BWW Review: RAVEL PIANO CONCERTO at Charlotte Symphony OrchestraJan 30, 2022
By Perry Tannenbaum, Broadway World Review --
You could arguably call it a facelift. After Charlotte Symphony's powerful performance of Mahler's somber, morbid, mercurial, epic, and sometimes phantasmagorical Ninth Symphony, almost everything seemed changed two weeks later. A new conductor was onstage, Australia-born maestra Jessica Cottis, making her Queen City debut. All six guest artists were making their debuts in Symphony's Classics Series, and even the site of their musicmaking was different, moving southward from Belk Theater at the Blumenthal PAC to Knight Theater at Levine Avenue of the Arts. Most transformative was the music, a kaleidoscopic multinational program connected by a distinct American thread.
The headliner on the program was Maurice Ravel'S PIANO CONCERTO, last performed by Symphony in 2013 when the wondrous Pascal Rogé made his Belk Theater debut at the keyboard. Jesse Montgomery's folksy, bluegrass-flavored Strum preceded the main event, when Canadian pianist Stewart Goodyear seated himself at the Steinway.
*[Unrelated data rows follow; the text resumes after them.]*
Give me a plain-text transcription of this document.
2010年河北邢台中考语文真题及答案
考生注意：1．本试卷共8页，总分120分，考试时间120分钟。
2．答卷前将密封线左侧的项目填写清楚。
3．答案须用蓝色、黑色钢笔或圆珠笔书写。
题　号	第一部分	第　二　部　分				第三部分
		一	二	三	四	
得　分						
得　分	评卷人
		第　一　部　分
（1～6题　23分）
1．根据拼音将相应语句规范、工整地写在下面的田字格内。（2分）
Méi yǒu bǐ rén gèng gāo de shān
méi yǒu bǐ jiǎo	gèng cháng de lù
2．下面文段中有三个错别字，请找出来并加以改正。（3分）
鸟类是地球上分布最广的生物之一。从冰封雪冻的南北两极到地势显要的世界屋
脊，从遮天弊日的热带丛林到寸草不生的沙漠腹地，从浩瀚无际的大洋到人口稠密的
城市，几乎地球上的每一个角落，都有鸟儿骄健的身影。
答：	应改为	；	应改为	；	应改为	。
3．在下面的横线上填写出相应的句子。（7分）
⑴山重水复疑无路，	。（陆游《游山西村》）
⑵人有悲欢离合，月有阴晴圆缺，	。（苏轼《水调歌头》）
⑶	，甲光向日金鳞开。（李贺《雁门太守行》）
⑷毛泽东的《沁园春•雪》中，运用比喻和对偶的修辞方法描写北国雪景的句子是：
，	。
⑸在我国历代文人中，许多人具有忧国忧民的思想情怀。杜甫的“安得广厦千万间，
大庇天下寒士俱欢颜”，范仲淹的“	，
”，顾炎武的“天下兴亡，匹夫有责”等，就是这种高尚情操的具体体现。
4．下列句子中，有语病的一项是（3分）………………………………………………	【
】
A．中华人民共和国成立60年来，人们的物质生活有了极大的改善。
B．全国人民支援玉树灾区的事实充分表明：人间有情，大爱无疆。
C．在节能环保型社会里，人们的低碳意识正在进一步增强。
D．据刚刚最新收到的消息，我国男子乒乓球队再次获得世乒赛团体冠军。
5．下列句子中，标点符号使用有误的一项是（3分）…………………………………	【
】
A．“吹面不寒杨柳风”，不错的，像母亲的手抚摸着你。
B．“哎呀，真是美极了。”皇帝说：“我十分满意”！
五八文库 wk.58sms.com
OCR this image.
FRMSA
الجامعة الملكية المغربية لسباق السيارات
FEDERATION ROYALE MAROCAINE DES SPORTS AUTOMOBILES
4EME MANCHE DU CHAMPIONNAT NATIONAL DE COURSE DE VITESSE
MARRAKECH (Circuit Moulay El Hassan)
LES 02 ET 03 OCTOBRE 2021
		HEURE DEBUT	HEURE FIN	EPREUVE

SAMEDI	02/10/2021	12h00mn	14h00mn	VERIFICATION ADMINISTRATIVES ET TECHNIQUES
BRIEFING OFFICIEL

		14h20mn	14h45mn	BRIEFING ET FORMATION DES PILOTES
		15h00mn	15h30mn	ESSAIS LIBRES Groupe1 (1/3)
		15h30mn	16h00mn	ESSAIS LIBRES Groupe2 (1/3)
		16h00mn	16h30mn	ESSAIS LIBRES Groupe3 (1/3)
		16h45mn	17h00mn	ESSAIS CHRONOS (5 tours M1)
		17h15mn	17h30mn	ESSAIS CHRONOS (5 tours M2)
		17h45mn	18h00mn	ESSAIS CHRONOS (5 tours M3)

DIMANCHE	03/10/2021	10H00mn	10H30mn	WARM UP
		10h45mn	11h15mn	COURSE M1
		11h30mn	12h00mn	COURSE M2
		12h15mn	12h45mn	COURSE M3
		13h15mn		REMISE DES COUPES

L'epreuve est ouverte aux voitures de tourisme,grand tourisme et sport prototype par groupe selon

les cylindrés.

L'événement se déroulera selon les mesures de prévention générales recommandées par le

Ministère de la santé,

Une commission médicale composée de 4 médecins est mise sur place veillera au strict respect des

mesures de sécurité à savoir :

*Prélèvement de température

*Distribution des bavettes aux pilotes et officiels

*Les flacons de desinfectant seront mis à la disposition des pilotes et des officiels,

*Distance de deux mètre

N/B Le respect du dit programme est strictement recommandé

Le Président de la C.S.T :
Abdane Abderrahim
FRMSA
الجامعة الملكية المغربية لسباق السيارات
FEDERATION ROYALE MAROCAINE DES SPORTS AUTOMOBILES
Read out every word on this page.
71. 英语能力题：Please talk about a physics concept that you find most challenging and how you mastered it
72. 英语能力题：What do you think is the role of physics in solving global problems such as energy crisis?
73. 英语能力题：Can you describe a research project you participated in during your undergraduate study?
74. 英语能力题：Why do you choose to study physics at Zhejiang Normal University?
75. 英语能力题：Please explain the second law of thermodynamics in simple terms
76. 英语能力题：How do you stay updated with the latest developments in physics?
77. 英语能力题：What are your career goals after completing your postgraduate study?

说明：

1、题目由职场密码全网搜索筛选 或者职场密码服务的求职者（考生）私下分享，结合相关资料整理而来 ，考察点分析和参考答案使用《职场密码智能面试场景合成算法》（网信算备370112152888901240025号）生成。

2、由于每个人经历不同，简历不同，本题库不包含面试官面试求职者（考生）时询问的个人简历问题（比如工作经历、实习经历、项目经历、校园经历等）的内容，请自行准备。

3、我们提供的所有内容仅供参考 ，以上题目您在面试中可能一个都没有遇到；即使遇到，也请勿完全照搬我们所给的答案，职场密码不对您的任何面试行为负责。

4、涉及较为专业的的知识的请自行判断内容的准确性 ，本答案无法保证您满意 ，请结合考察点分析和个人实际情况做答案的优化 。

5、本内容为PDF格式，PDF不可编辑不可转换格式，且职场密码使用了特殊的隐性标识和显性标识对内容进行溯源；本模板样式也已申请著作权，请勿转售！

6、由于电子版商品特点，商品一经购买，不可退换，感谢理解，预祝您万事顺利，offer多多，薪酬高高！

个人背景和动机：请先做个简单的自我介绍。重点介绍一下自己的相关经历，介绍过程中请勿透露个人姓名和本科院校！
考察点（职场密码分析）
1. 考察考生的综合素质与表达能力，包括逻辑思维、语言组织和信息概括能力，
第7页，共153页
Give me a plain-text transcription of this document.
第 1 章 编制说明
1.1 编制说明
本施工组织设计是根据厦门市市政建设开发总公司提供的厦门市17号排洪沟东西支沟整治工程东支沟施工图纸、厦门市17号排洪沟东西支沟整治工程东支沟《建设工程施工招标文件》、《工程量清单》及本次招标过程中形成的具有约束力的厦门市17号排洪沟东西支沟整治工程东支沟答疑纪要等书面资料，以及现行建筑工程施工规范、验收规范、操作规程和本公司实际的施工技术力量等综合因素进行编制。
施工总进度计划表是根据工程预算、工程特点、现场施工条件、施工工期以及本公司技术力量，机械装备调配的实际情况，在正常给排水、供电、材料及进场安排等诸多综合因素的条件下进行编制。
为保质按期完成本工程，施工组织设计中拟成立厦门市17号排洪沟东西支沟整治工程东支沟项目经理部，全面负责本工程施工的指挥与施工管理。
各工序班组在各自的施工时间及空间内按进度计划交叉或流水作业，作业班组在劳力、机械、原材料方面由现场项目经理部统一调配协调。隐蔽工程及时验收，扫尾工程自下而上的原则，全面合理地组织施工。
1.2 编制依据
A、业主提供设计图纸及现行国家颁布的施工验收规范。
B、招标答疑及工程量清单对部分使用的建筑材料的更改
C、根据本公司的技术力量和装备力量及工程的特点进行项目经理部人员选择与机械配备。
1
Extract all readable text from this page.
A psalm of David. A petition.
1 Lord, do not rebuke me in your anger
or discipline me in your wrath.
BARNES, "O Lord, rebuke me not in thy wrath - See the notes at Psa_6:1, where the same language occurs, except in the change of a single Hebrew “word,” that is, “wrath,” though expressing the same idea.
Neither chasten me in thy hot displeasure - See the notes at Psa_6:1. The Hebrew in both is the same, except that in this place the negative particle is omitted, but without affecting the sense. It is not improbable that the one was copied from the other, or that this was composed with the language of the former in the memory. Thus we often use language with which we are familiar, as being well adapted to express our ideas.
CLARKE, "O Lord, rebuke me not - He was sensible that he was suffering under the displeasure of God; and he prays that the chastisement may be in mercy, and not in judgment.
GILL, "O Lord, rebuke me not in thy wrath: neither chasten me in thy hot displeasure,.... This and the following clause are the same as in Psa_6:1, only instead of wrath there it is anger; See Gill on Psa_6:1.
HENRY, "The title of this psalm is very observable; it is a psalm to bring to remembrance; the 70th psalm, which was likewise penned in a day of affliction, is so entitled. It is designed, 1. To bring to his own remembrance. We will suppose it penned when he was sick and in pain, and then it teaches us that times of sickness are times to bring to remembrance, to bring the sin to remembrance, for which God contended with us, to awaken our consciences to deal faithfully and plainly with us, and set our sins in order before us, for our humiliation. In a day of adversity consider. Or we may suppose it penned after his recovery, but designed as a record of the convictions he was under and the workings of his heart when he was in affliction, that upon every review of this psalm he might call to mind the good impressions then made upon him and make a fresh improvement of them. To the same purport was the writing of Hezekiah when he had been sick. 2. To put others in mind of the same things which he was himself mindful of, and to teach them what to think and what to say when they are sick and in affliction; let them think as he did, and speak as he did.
Cottis had plenty more excitement in store for us after intermission, plunging into Igor Stravinsky's Circus Polka, for a Young Elephant - actually written at choreographer George Balanchine's request in 1942 for Ringling Brothers Barnum & Bailey's massive troupe of not-yet-controversial young elephants. Uncannily, another Balanchine commission rounded out the program, Kurt Weill's The Seven Deadly Sins (1932) with lyrics by Bertold Brecht - obviously written for people rather than pachyderms.